The World Health Organisation has condemned the practice, and a number of studies have found it to be harmful to the mental health of those who are subject to it.
Despite that, a 2009 survey found the treatment is still going on in the UK, and that many patients are referred to such therapies by their GPs, meaning that the treatment is paid for by the NHS.
Mrs Hodgson, who is Labour’s Shadow Equalities spokeswoman, said: “Being gay, bisexual or transgender is not an illness that needs to be cured, and trying to alter someone’s personality in this way will inevitably cause them real harm.”
Speaking during a debate in Westminster, the Washington and Sunderland West MP called for the Department of Health to stamp out the practice.
She said Ministers and civil servants must provide stronger guidance to doctors on how to help patients worried about their sexuality, and called for all those providing therapy to be registered with a professional standards body to ensure they are held to account.
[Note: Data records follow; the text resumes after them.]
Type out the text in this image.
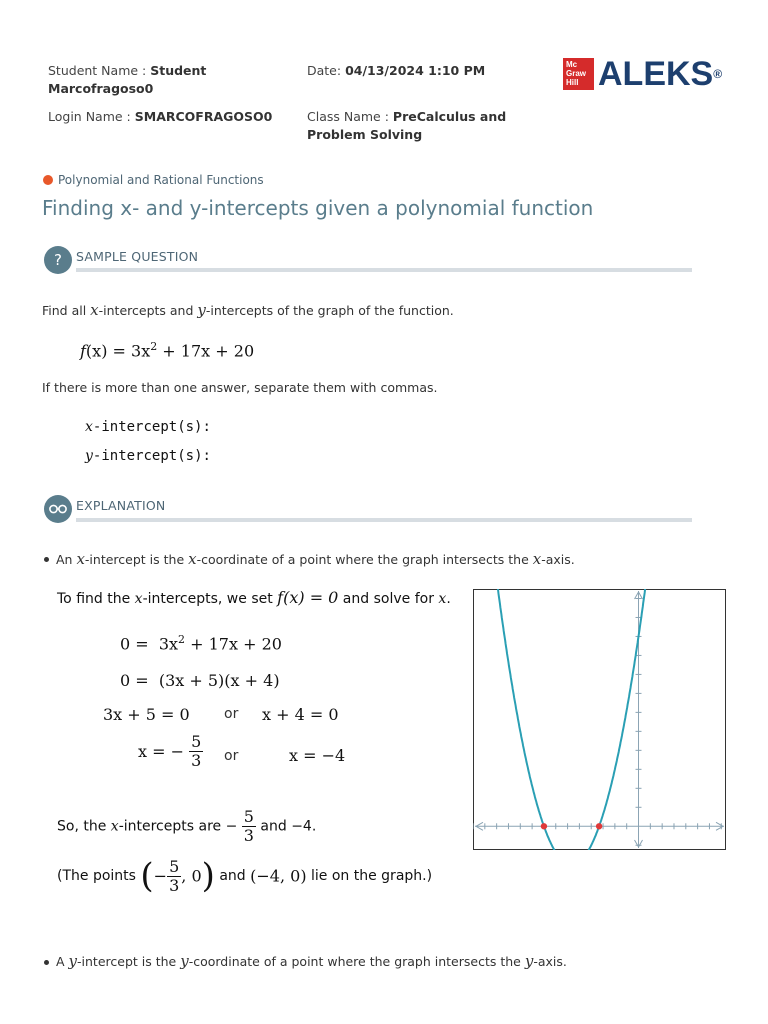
Student Name : Student
Marcofragoso0
Date: 04/13/2024 1:10 PM
Login Name : SMARCOFRAGOSO0	Class Name : PreCalculus and
Problem Solving
Mc
Graw
Hill ALEKS®
Polynomial and Rational Functions
Finding x- and y-intercepts given a polynomial function
?	SAMPLE QUESTION
Find all x-intercepts and y-intercepts of the graph of the function.
$f(x) = 3x^2 + 17x + 20$
If there is more than one answer, separate them with commas.
x-intercept(s):
y-intercept(s):
EXPLANATION
An x-intercept is the x-coordinate of a point where the graph intersects the x-axis.
To find the x-intercepts, we set f(x) = 0 and solve for x.
$0 = 3x^2 + 17x + 20$
0 = (3x + 5)(x + 4)
3x + 5 = 0 or x + 4 = 0
x = − $\frac{5}{3}$ or	x = −4
So, the x-intercepts are − $\frac{5}{3}$ and −4.
(The points (− $\frac{5}{3}$ , 0) and (−4, 0) lie on the graph.)
A y-intercept is the y-coordinate of a point where the graph intersects the y-axis.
“MPs from all parties who took part in this debate were united in the belief that this kind of practice has no place in an equal and tolerant society, and should certainly never be funded by taxpayer’s money,” she said.
While psychiatrists have to have appropriate qualifications and register with a professional body in order to be able to practice, which means they can be struck off if they are found to be in breach of standards, anyone can call themselves a therapist or a counsellor and offer services to private and NHS-funded clients.
Last year, Lesley Pilkington became the first psychotherapist to be struck off by the British Association for Counselling and Psychotherapy for malpractice after having been exposed trying to change the sexuality of an undercover reporter.
But because registration is voluntary, she is still allowed to practice and call herself a psychotherapist.
Health Minister Norman Lamb, responding to the debate, agreed that conversion therapy was “abhorrent”, and agreed that it was “completely inappropriate” for doctors to be referring patients for such treatment.
But he ruled out taking the steps called for by MPs.
Ms Hodgson said: “I welcome that the Government are looking at this, but it’s clear that firm action needs to be taken to ensure that people who peddle this kind of quack psychology aren’t allowed to call themselves therapists and counsellors, and it’s deeply disappointing that the Minister ruled out a ban.”